Looks like once again I'm gaining weight and loosing body fat. My neck, and arm measurements were UP and my knee and calf measurements were down. I also topped out at a 32" waist. So that has moved a little. Over all I think it's going according to plan. Time will tell.
My fit test scores were pretty good. Way better than I thought. I predict next weeks may not be so good considering I lowered some of the cardio this week for rest. Again, this is a MASS BUILDING program, so the INSANITY cardio is there to POP that body fat into shape quickly since the routines are so calorie burning intense with less time. Felt good about the week. Ready to hit it hard.
Chest/Back was modified from week earlier a bit. Lost my heart rate stats. Reset without writing them down. :( Added 5lbs more to the backpack on pullups. Actually got more reps on pull ups than last week. HHmmm. Upped the weights some but not a lot generally. Still in the 10-12 on most. Will change that in a few weeks unless reps start hitting 13-15, then will adjust. Going with the same concept of reps/weights body building programs sometimes use over a 3-6 month period as far as that goes. More on that soon.
3rd Week Routines Modified: Click To Enlarge
3rd Week Routines Original: Click To Enlarge
3rd Week Measurements:
Day 15 - Week 3 Stats:Starting Week 1 Weight: 149lbs.
Starting Week 1 Avg. Body Fat:13.9%
Weight: 154.8lbs.
Body Fat Avg:13.345% Average from the following:
P90x Spread Sheet | 12.58% |
http://www.linear-software.com/online.html | 12.5% |
http://www.healthstatus.com/cgi-bin/calc/calculator.cgi (navy) | 14.68% |
http://www.healthstatus.com/cgi-bin/calc/calculator.cgi (YMCA) | 13.98% |
•Neck: 15" +
•Shoulder(circumference): 44.85" +
•Chest: 37" +
•Waist: 32" +
•Abdomen: 32" +
•Hips: 35.95" +
•Thigh: 21.45" +
•Knee 14.45" -
•Calf: 14.75" -
•Ankle: 8.5"
•Arm: 14.45" +
•Forearm: 11.76" +
•Wrist: 6.75"
•Waist-Hip Ration 0.89012517
Day 15 Workout(s):
INSANITY: Fit Test (morning)
Pre Supplement: Protein Shake(mixed with 2tbs honey, 2 cups coffee) My morning SLAMMER. use coffee(ice) and honey (2tbsp) to increase protein/amino uptake into muscles to stop catabolism.

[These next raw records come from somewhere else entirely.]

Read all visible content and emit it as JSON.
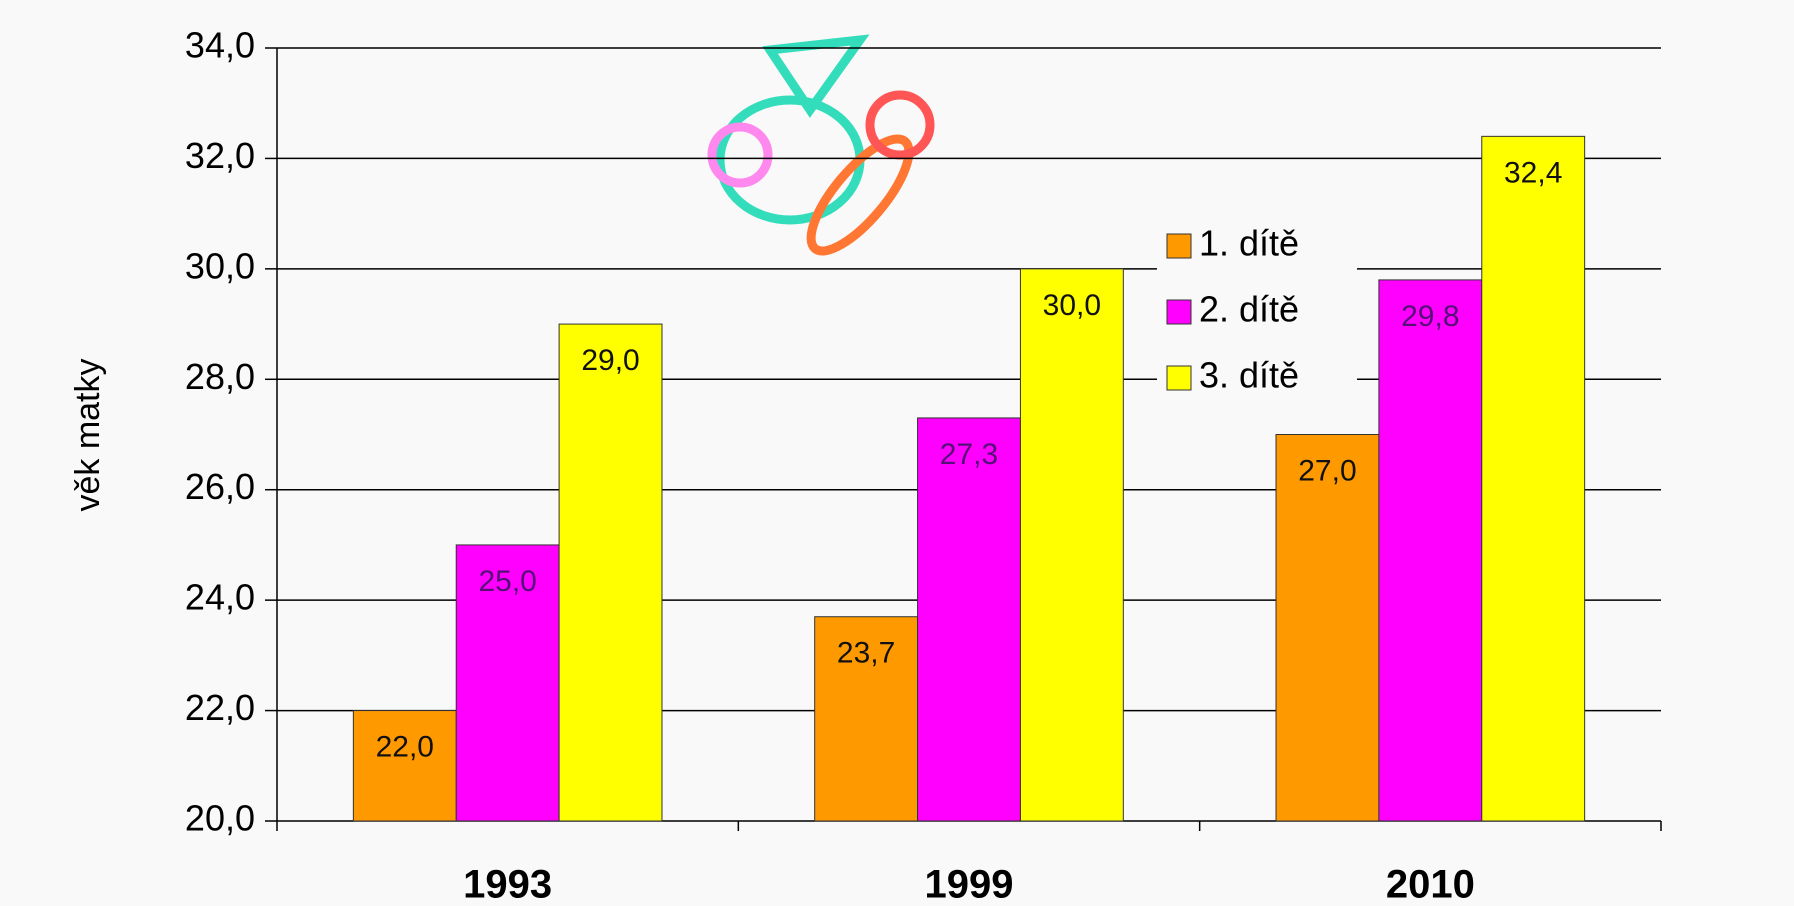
{
  "chart_data": {
    "type": "bar",
    "y_label": "věk matky",
    "categories": [
      "1993",
      "1999",
      "2010"
    ],
    "series": [
      {
        "name": "1. dítě",
        "color": "#ff9900",
        "values": [
          22.0,
          23.7,
          27.0
        ],
        "value_labels": [
          "22,0",
          "23,7",
          "27,0"
        ]
      },
      {
        "name": "2. dítě",
        "color": "#ff00ff",
        "values": [
          25.0,
          27.3,
          29.8
        ],
        "value_labels": [
          "25,0",
          "27,3",
          "29,8"
        ]
      },
      {
        "name": "3. dítě",
        "color": "#ffff00",
        "values": [
          29.0,
          30.0,
          32.4
        ],
        "value_labels": [
          "29,0",
          "30,0",
          "32,4"
        ]
      }
    ],
    "ylim": [
      20,
      34
    ],
    "yticks": [
      {
        "value": 20,
        "label": "20,0"
      },
      {
        "value": 22,
        "label": "22,0"
      },
      {
        "value": 24,
        "label": "24,0"
      },
      {
        "value": 26,
        "label": "26,0"
      },
      {
        "value": 28,
        "label": "28,0"
      },
      {
        "value": 30,
        "label": "30,0"
      },
      {
        "value": 32,
        "label": "32,0"
      },
      {
        "value": 34,
        "label": "34,0"
      }
    ],
    "grid": true,
    "legend": "center"
  }
}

During Workout Supplement:
p90x Recovery Drink
Post Workout: Immediatly Following:
P90x Recovery Drink(drank rest in bottle)
High Complex-Carb breakfast 1 hour later(2 cups kashi cereal, 2 cups non-fat milk)
Modifications:
None
Hear Rate:
Total Time: 26 minutes
Average HR: 146
Peak HR: 175
Minimum HR: 103
Calories Burned: 374
Fit Test Results:
INSANITY: Fit Test RESULTS
1st week:
Switch Kicks #105
Power Jacks #46
Power Knees #85
Power Jumps #30
Glove Jumps #10
Suicide Jumps #14
Push-Up Jacks #22
Low Plank Oblique #60
I was exhausted about 1/2 way through. Can tell I really need to get my endurance up. Hope I had enough energy. Might need to look into that.
3rd week:
Switch Kicks #119 + 14
Power Jacks #53 + 7
Power Knees #111 + 26
Power Jumps #65 + 35
Glove Jumps #12 + 2
Suicide Jumps #17 + 3
Push-Up Jacks #30 + 8
Low Plank Oblique #75 + 15
Didn't feel the drain I felt in the first fit test. Liked my numbers overall. Was tired, but pushed through. Definetly could tell the difference between first week and third week. Nice
P90X: Chest/Back (evening)
Pre Supplement:Jack 3d 1.5 scoops
During Workout Supplement:
p90x Recovery Drink
Post Workout: Immediatly Following:
p90x Recovery Drink
Modifications:
- with 10lb weighted back pack
- bench substitution for push ups(except standard), some weight added and some lowered based on form. Really slowed down the pumps this night and felt it. Love this routine.
Hear Rate:
Total Time: 1:09 minutes
Average HR: ?
Peak HR: ?
Minimum HR: ?
Calories Burned: ?
Sounds like you are killing it! I might have to try Insanity when I get through P90x.
ReplyDeleteThank M! Doing my best and forgetting the rest! lol. How are you doing on the journey we call fitness?